As investigações se iniciaram após ações fiscalizatórias realizadas pelo Ibama no âmbito da Operação “DÓ RÉ MI” que resultaram em apreensões de mais de 42 mil varetas feitas de Pau-brasil, além de mais de 150 toretes avaliados em mais de dois milhões de reais.

Há fortes indícios que apontam para a atuação de uma organização criminosa estruturada com divisão de funções que envolvem extratores, intermediários, atravessadores, arqueiros e empresas de produção de instrumentos musicais, atuando para beneficiar o Pau-Brasil extraído clandestinamente de Unidades de Conservação Federal, visando a comercialização do produto acabado em formato de arcos de violino/contrabaixo para o exterior, sem qualquer controle das autoridades brasileiras.

O arco é o produto final produzido a partir da vareta.
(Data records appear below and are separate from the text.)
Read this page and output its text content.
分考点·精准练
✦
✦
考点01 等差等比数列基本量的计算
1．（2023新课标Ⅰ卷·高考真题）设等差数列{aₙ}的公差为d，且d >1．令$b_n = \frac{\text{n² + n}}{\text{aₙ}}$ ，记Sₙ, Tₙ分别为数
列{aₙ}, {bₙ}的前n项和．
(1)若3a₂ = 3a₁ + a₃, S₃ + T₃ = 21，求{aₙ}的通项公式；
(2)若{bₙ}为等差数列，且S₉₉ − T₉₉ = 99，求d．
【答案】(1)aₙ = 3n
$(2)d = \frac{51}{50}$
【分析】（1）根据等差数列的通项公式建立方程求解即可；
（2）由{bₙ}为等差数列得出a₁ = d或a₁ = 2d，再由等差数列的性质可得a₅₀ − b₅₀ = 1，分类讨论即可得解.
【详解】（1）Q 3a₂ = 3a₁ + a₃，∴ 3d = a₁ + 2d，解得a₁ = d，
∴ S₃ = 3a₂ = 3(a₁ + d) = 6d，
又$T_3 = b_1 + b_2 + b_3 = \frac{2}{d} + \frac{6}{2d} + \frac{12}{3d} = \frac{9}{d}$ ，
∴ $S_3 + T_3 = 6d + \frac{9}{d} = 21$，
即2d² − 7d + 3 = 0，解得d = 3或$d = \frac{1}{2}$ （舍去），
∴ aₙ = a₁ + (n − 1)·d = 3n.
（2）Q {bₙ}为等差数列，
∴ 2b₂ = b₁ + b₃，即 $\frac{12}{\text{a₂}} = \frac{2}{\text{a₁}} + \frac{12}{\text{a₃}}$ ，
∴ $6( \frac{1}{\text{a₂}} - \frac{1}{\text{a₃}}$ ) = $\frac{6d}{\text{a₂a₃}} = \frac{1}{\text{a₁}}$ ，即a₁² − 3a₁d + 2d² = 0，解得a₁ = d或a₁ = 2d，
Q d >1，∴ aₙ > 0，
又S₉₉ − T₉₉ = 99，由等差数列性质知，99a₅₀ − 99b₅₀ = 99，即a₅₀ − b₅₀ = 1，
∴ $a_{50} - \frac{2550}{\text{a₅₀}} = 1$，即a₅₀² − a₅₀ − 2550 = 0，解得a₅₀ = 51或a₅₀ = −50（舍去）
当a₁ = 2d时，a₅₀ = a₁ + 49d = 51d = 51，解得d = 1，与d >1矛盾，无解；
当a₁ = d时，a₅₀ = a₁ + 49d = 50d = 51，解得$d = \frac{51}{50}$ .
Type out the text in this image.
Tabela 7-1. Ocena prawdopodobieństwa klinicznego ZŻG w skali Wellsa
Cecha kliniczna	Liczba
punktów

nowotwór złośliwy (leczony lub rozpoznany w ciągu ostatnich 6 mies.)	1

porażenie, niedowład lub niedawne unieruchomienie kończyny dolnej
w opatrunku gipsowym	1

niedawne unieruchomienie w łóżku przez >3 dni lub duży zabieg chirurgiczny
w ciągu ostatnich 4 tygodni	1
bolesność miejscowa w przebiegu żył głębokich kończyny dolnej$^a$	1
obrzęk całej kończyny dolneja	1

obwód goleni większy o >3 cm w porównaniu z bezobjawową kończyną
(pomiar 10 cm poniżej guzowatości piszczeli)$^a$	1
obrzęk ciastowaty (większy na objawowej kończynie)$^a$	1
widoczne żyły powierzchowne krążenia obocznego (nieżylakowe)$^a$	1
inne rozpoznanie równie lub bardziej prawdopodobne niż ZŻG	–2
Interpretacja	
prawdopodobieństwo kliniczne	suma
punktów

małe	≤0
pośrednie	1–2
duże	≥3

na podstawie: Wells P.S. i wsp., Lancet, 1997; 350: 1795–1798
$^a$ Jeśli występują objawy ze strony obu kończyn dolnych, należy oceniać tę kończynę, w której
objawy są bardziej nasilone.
No Brasil as varetas são adquiridas por valores que giram entre R$ 20 e R$ 40 reais, ao passo que os arcos podem ser comercializados no exterior por até U$ 2.600,00 (R$ 14.600,00).

Lucro poderia ultrapassar R$ 240 milhões

Tendo como referência somente as 42 mil unidades de arcos/varetas já apreendidas no curso da investigação e considerando um valor final de mercado médio de US$ 1 mil por cada arco de violino comercializado no exterior, estima-se que esses instrumentos representariam no mercado internacional algo em torno de R$ 232.884.890,00.

Trata-se de uma avaliação módica já que esses instrumentos podem alcançar valores de mercado muito maiores como os verificados em algumas lojas americanas que negociam o produto feito de Pau Brasil por até US$ 2.600,00, ou seja, mais de R$ 14.000,00.

Investigação conta com peritos do Amazonas

Apoiando as investigações, dois Peritos Criminais da PF do Amazonas vieram ao Estado e utilizarão um novo procedimento para determinar a procedência da madeira apreendida ao longo das ações da polícia. Trata-se da técnica conhecida por análise de isótopos estáveis.

De posse de amostras da madeira, é possível aos Peritos determinar de onde realmente foram extraídas, no caso, se vieram de unidades de conservação onde a retirada das árvores é terminantemente proibida.

Agência internacional presta apoio

Buscando o maior alcance possível, a PF no Espírito Santo estabeleceu parceria com a U.S. Fish and Wildlife Service, agência do Governo dos Estados Unidos dedicada à repressão dos crimes envolvendo a pesca, a vida selvagem e os habitats naturais.

Como os arcos produzidos com Pau-Brasil ilegalmente extraído são destinados ao exterior, em grande parte, aos Estados Unidos, a agência foi acionada para apoiar as ações da PF naquele país visando verificar a legalidade das importações e a existência de ramificações do esquema criminoso em território norte-americano.

Uma equipe da FWS se encontra no Espírito Santo acompanhando as ações de hoje e simultaneamente, estão sendo ouvidos várias pessoas nos Estados Unidos que guardam relação de interesse com a investigação brasileira.